Data: 2015-10-09 19:16:58
Temat: Re: Do XL - NTG
Od: FEniks <x...@p...fm>
Pokaż wszystkie nagłówki
W dniu 2015-10-09 o 19:04, Qrczak pisze:
> Dnia 2015-10-09 18:16, obywatel FEniks uprzejmie donosi:
>> W dniu 2015-10-09 o 18:02, Qrczak pisze:
>>> Dnia 2015-10-09 17:47, obywatel FEniks uprzejmie donosi:
>>>> W dniu 2015-10-09 o 17:17, Qrczak pisze:
>>>>> Dnia 2015-10-09 08:56, obywatel FEniks uprzejmie donosi:
>>>>>> W dniu 2015-10-09 o 01:04, Pszemol pisze:
>>>>>>>
>>>>>>> Jaki płyn w słoiku? Zakładam że woda w przepisie była do żelatyny,
>>>>>>> więc jak usunie się żelatynę to również i wodę... Będzie chyba w
>>>>>>> słoiku mieszanina mięsa z tłuszczem. Bez dodatkowego spoiwa.
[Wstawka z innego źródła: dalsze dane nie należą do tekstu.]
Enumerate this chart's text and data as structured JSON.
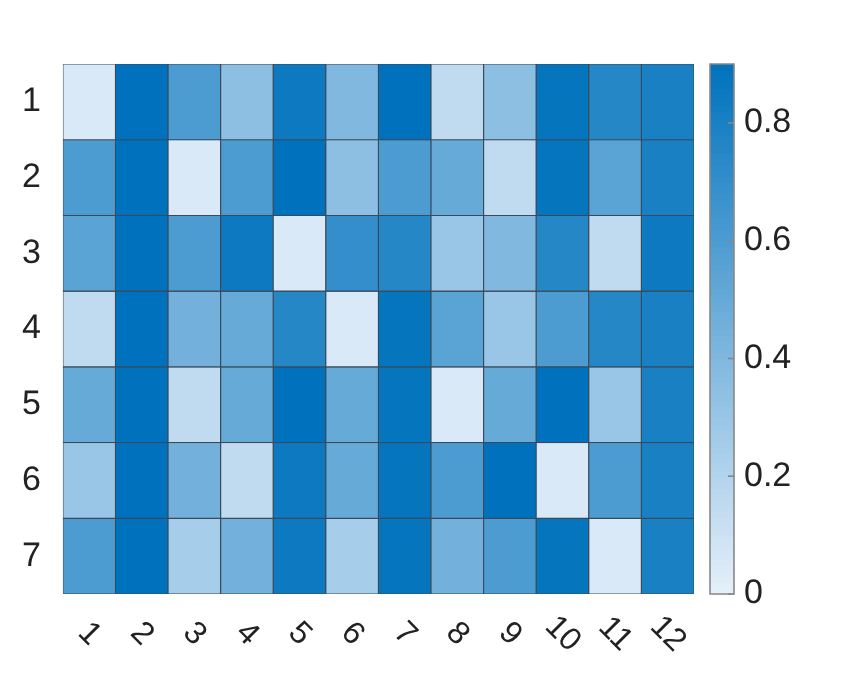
{
  "chart_data": {
    "type": "heatmap",
    "categories": [
      "1",
      "2",
      "3",
      "4",
      "5",
      "6",
      "7",
      "8",
      "9",
      "10",
      "11",
      "12"
    ],
    "y_categories": [
      "1",
      "2",
      "3",
      "4",
      "5",
      "6",
      "7"
    ],
    "cells": [
      [
        0.05,
        0.9,
        0.6,
        0.35,
        0.85,
        0.4,
        0.9,
        0.15,
        0.35,
        0.88,
        0.75,
        0.8
      ],
      [
        0.6,
        0.9,
        0.05,
        0.6,
        0.9,
        0.35,
        0.6,
        0.5,
        0.15,
        0.88,
        0.55,
        0.8
      ],
      [
        0.55,
        0.9,
        0.6,
        0.85,
        0.05,
        0.7,
        0.75,
        0.3,
        0.4,
        0.75,
        0.15,
        0.85
      ],
      [
        0.15,
        0.9,
        0.45,
        0.5,
        0.75,
        0.05,
        0.88,
        0.55,
        0.3,
        0.6,
        0.75,
        0.8
      ],
      [
        0.5,
        0.9,
        0.15,
        0.5,
        0.9,
        0.5,
        0.88,
        0.05,
        0.5,
        0.9,
        0.3,
        0.8
      ],
      [
        0.3,
        0.9,
        0.45,
        0.15,
        0.85,
        0.5,
        0.88,
        0.6,
        0.9,
        0.05,
        0.6,
        0.8
      ],
      [
        0.6,
        0.9,
        0.25,
        0.45,
        0.85,
        0.25,
        0.88,
        0.45,
        0.6,
        0.88,
        0.05,
        0.8
      ]
    ],
    "clim": [
      0,
      0.9
    ],
    "cticks": [
      0,
      0.2,
      0.4,
      0.6,
      0.8
    ]
  }
}
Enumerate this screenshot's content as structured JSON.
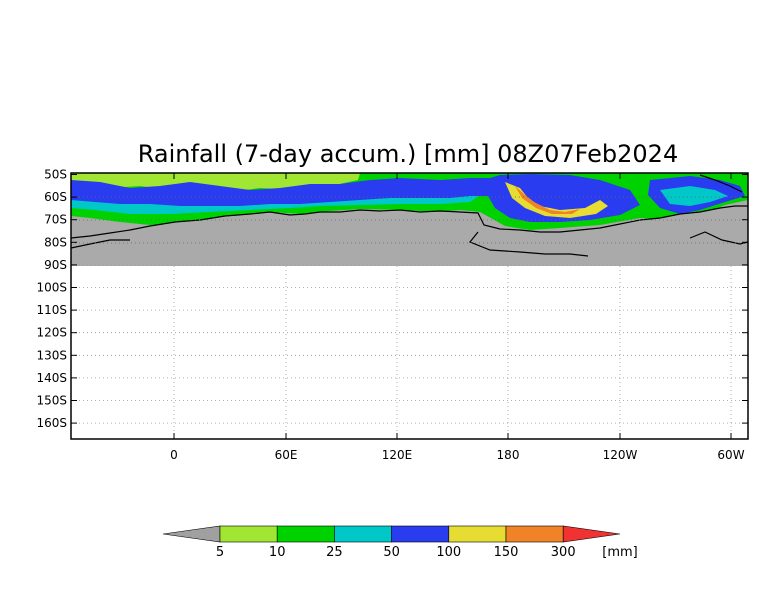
{
  "title": "Rainfall (7-day accum.) [mm] 08Z07Feb2024",
  "lat_labels": [
    "50S",
    "60S",
    "70S",
    "80S",
    "90S",
    "100S",
    "110S",
    "120S",
    "130S",
    "140S",
    "150S",
    "160S"
  ],
  "lon_labels": [
    "0",
    "60E",
    "120E",
    "180",
    "120W",
    "60W"
  ],
  "colorbar": {
    "unit": "[mm]",
    "thresholds": [
      "5",
      "10",
      "25",
      "50",
      "100",
      "150",
      "300"
    ],
    "colors": [
      "#a0a0a0",
      "#a0e632",
      "#00d200",
      "#00c8c8",
      "#2a3cf0",
      "#e6dc32",
      "#f08228",
      "#f03232"
    ]
  },
  "colors": {
    "land_antarctica": "#aaaaaa",
    "below_5": "#a0a0a0",
    "c5_10": "#a0e632",
    "c10_25": "#00d200",
    "c25_50": "#00c8c8",
    "c50_100": "#2a3cf0",
    "c100_150": "#e6dc32",
    "c150_300": "#f08228",
    "c300_plus": "#f03232"
  }
}
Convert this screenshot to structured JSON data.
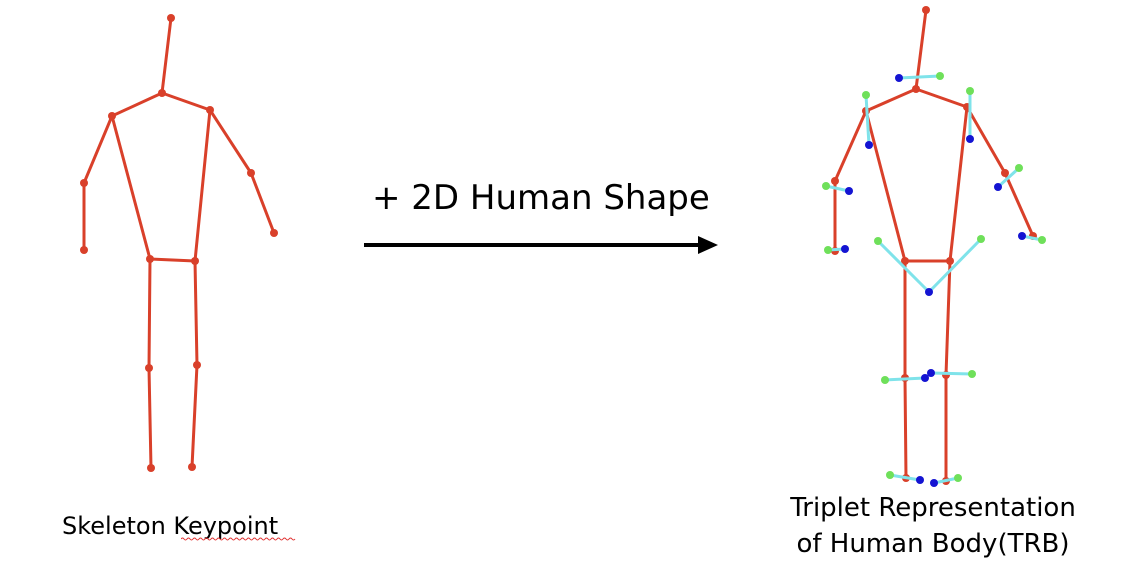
{
  "colors": {
    "skeleton": "#d9402a",
    "shape_line": "#7fe3ea",
    "contour_outer": "#6fe05a",
    "contour_inner": "#1414d2",
    "arrow": "#000000"
  },
  "labels": {
    "skeleton_keypoint": "Skeleton Keypoint",
    "arrow_text": "+ 2D Human Shape",
    "trb_line1": "Triplet Representation",
    "trb_line2": "of Human Body(TRB)"
  }
}
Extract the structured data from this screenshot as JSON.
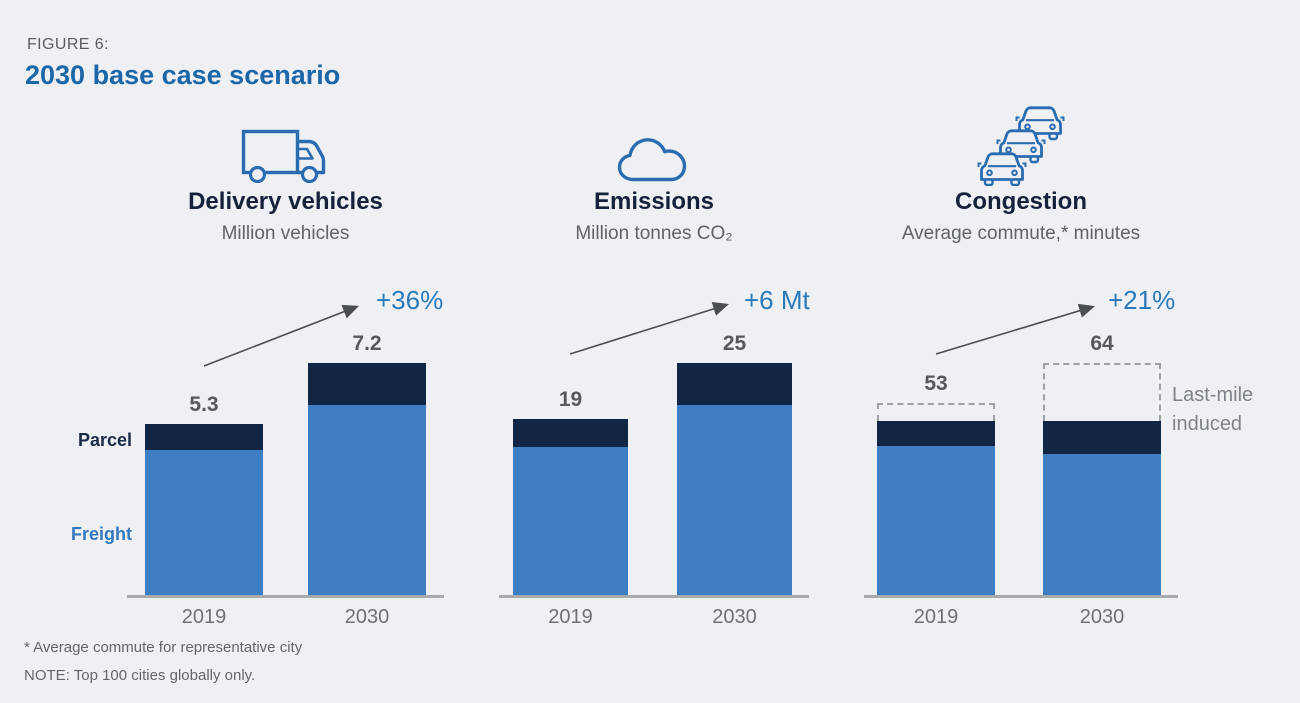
{
  "header": {
    "figure_label": "FIGURE 6:",
    "title": "2030 base case scenario"
  },
  "legend": {
    "parcel_label": "Parcel",
    "freight_label": "Freight",
    "last_mile_label": "Last-mile induced"
  },
  "footnotes": [
    "* Average commute for representative city",
    "NOTE: Top 100 cities globally only."
  ],
  "colors": {
    "freight": "#3D7DC2",
    "parcel": "#112644",
    "induced_border": "#9BA1A7",
    "accent": "#2A79BB",
    "title_blue": "#1C67A8",
    "icon_blue": "#2B6CB0",
    "axis": "#A8ABAE",
    "background": "#EEF0F3"
  },
  "chart_data": [
    {
      "type": "bar",
      "id": "delivery-vehicles",
      "title": "Delivery vehicles",
      "subtitle": "Million vehicles",
      "icon": "truck-icon",
      "categories": [
        "2019",
        "2030"
      ],
      "totals": [
        5.3,
        7.2
      ],
      "series": [
        {
          "name": "Freight",
          "key": "freight",
          "values": [
            4.5,
            5.9
          ]
        },
        {
          "name": "Parcel",
          "key": "parcel",
          "values": [
            0.8,
            1.3
          ]
        }
      ],
      "annotation": "+36%",
      "stacked": true,
      "grid": false,
      "legend_position": "left"
    },
    {
      "type": "bar",
      "id": "emissions",
      "title": "Emissions",
      "subtitle": "Million tonnes CO₂",
      "icon": "cloud-icon",
      "categories": [
        "2019",
        "2030"
      ],
      "totals": [
        19,
        25
      ],
      "series": [
        {
          "name": "Freight",
          "key": "freight",
          "values": [
            16,
            20.5
          ]
        },
        {
          "name": "Parcel",
          "key": "parcel",
          "values": [
            3,
            4.5
          ]
        }
      ],
      "annotation": "+6 Mt",
      "stacked": true,
      "grid": false
    },
    {
      "type": "bar",
      "id": "congestion",
      "title": "Congestion",
      "subtitle": "Average commute,* minutes",
      "icon": "traffic-jam-icon",
      "categories": [
        "2019",
        "2030"
      ],
      "totals": [
        53,
        64
      ],
      "series": [
        {
          "name": "Freight",
          "key": "freight",
          "values": [
            41,
            39
          ]
        },
        {
          "name": "Parcel",
          "key": "parcel",
          "values": [
            7,
            9
          ]
        },
        {
          "name": "Last-mile induced",
          "key": "induced",
          "values": [
            5,
            16
          ],
          "style": "dashed"
        }
      ],
      "annotation": "+21%",
      "stacked": true,
      "grid": false
    }
  ]
}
No ale
>>>>>>> skoro ta żelatyna jest po to aby wizualnie spoić soki/płyny
>>>>>>> wyciekające z mięsa to znaczy że nie bardzo da się jej usunąć z
>>>>>>> przepisu...
>>>>>>
>>>>>> Kiedy ja wyjmę ugotowane mięso z rosołu - kawałek pręgi, czy nawet
>>>>>> skrzydełka, obojętnie - i włożę do lodówki, to się wokół niego
>>>>>> zwykle
>>>>>> zbiera naturalna galaretka. W ten powyższy przepis się nie
>>>>>> wgryzałam za
>>>>>> bardzo, ale podejrzewam, że jest tam sporo mięsa wszelakiego, więc
>>>>>> może
>>>>>> wystarczą naturalne wiązania z tego mięsa?
>>>>>
>>>>> To nie jest z mięśnia.
>>>>
>>>> Ale oprócz mięśnia jest tam chyba jakiś tłuszcz, błony i inne żylaste
>>>> coś.
>>>
>>> Tłuszcz i cusie żylaste nie dają kleju.
>>> Dlatego nie zgalaretowieje z tzw. porcji rosołowej z kurczaka.
>>
>> No pacz pani, a mi galaretowieją skrzydełka, pręga, indycze kolanko...
>
> Przy okazji zanalizuj, co mają poza kością i skórą.
Niewiele w sumie takich mięs, które z samego mięśnia się składają. A
polędwicy i schabu raczej nie gotuję na galaretę.
BTW Chociaż schab w galarecie bywa, ale to chyba właśnie z żelatynowej.